Segregation features

  • The clustering coefficient is a measure of network segregation defined as the ratio between the number of closed triangles and open triplex in a particular node. This is equivalent to the fraction of the node's neighbors that are also neighbors of each other71. For large graphs, as in this case, optimized algorithms are needed to reduce computational cost. In this study, we used the solution proposed by Latapy87 directly implemented in Gephi.

  • Modularity measures the strength of division of a network into modules (usually called communities), determining when there are more links within such modules than expected on the basis of chance. The method for large communities proposed by Blondel and colleagues72, directly implemented in Gephi, was applied.

Centrality features

  • Eigenvector centrality quantifies the influence of a node on a network88. It is based on the concept that connections to other well-connected (high-scoring) nodes must contribute more to the final centrality score than connections with nodes with low relevancy in the network (with low-scoring).

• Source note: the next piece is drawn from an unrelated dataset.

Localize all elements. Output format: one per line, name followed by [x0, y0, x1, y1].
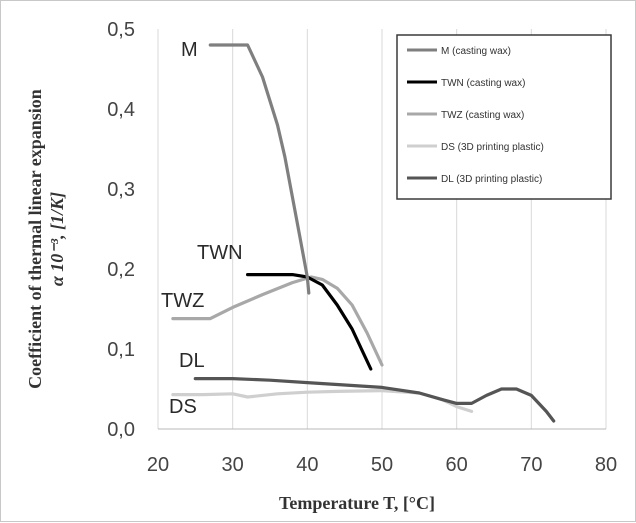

Statistics for graph parameters

In order to provide measurable and statistic evidence for the graph parameter differences of the networks, the following procedure was performed:

  1. 1.

    90% of the nodes were randomly selected from each network.

  2. 2.

    The graph parameters were computed in the new networks.

  3. 3.

    This procedure was repeated 100 times.

  4. 4.

    Statistical differences between both distributions were analyzed using a Student’s t-test (α = 0.05).

Due to the high computational cost, this procedure is feasible in all graph measurements except those of integration (characteristic path length and diameter).

Considerations about the threshold used in the networks

In this study, the threshold used for the network representation was based on extreme values of the Pearson’s rho coefficient (ρ = 0.9). A theoretically better alternative to this choice would be to control the correlations for false discovery rate (FDR) and select only those with an adequate significance threshold. However, FDR requires the p values to be ordered, with a very high computational cost due to the great dimensionality of the problem (around 174 million different correlations). That is why we decided to use a threshold based on the ρ value. The consideration of this extreme value for ρ = 0.9 minimizes this problem associated to false discovery.